A Systematic Study of Model Merging Techniques in Large Language Models
Oğuz Kağan Hitit, Leander Girrbach, Zeynep Akata
TL;DR
The paper investigates whether existing model merging techniques can produce constructive interference in large language models when merging multiple fine-tuned checkpoints. By evaluating six merging methods across four open-weight LLMs and 16 benchmarks, it finds that only Task Arithmetic reliably yields improvements over both the base model and the best individual checkpoint, while interference-aware and subspace-based methods typically degrade performance as the number of merged models grows. The work highlights fundamental limitations of transferring merging techniques from vision-language or smaller-scale models to modern LLMs and motivates the design of LLM-specific merging algorithms and merging-aware fine-tuning. The authors provide a standardized evaluation pipeline and plan to release code to facilitate further research and reproducibility.
Abstract
Model merging combines multiple fine-tuned checkpoints into a single model without additional training, offering an attractive approach to reusing models and efficiently improving performance.

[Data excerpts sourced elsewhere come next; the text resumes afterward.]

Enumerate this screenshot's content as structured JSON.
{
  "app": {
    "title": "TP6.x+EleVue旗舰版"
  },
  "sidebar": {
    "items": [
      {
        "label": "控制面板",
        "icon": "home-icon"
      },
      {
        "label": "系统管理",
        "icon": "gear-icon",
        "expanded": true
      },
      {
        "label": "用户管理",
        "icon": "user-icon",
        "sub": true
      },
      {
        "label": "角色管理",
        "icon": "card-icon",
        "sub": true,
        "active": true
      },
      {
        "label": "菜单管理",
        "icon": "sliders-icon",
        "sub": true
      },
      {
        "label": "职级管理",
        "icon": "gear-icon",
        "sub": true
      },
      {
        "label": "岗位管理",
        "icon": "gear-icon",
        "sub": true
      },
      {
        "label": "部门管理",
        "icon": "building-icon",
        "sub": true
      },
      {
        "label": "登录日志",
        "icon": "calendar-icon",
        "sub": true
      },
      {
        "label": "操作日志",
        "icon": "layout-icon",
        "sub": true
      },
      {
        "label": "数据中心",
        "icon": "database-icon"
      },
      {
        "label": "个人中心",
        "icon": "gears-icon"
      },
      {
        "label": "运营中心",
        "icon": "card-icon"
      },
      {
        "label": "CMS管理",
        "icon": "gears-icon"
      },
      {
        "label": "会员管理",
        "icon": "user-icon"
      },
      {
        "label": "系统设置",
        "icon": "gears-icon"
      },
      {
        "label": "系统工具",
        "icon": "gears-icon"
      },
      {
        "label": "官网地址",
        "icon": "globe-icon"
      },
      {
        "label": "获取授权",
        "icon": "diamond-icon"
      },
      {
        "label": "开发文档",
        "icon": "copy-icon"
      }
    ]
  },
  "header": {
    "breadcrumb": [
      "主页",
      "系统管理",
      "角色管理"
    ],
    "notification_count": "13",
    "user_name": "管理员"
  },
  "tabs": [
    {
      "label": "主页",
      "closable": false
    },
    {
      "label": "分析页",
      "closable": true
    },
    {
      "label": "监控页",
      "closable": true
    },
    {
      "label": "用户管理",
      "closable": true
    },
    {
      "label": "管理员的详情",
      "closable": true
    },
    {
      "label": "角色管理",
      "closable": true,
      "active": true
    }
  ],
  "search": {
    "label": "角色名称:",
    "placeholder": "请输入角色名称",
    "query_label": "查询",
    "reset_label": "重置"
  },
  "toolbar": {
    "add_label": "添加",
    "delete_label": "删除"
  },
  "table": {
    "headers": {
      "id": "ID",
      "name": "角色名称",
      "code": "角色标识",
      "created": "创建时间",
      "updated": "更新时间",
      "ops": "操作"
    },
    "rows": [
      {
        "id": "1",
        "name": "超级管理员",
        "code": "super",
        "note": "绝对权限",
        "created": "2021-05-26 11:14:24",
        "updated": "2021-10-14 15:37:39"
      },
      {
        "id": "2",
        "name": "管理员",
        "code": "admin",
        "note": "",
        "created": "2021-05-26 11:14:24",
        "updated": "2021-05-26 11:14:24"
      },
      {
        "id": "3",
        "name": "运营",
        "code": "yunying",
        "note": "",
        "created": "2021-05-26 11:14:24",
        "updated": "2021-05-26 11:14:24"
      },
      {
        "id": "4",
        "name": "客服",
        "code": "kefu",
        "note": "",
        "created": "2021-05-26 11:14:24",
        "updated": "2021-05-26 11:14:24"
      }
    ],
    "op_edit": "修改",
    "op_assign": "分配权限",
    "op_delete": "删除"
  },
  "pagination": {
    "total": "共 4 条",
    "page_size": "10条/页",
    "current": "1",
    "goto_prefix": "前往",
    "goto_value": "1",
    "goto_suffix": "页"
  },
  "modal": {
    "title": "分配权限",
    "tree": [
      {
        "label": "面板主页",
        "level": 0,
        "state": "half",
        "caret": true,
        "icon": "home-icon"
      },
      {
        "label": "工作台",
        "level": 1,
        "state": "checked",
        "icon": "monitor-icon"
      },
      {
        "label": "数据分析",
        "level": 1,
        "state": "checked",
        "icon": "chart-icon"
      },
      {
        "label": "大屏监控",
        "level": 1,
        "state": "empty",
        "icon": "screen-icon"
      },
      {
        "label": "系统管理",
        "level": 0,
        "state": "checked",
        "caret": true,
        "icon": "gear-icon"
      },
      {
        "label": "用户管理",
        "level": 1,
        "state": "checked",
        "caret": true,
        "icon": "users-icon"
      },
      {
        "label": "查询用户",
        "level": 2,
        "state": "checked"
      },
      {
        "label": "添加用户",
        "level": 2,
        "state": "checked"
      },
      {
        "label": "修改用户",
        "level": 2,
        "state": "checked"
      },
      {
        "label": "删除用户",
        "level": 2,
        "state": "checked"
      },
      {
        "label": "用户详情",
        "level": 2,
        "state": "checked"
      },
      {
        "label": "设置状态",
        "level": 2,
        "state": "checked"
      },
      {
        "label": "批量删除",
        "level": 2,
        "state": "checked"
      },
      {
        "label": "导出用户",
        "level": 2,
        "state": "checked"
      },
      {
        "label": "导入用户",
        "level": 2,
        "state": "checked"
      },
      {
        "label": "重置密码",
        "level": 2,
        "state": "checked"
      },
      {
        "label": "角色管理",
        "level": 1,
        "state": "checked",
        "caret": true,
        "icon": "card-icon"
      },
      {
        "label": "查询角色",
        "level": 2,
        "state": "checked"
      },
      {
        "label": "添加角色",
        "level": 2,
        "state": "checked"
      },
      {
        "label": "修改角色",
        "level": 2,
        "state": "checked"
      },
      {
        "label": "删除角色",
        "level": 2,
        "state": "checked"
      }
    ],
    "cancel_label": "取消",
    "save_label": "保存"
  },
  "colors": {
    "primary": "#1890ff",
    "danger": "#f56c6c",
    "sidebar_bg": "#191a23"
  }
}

However, it remains unclear whether the advantages reported for smaller models and classifiers generalize to LLMs. We present a large-scale, systematic evaluation of six state-of-the-art merging methods, including recent subspace methods, across four open-weight LLMs, twelve fine-tuned checkpoints per base model, and sixteen standard LLM benchmarks. Evaluating through standardized benchmarks, we measure both the probability that a merged model outperforms the base model and relative gains over the best individual checkpoint. Our results show that the oldest and simplest method, Task Arithmetic, is the only approach that reliably yields performance gains on LLMs. Other interference-aware and subspace merging methods typically result in significant performance drops. Our findings indicate that current merging techniques do not directly transfer to modern LLMs. This motivates the design of LLM-specific merging algorithms and merging-aware fine-tuning methods. Code will be released upon acceptance of this paper.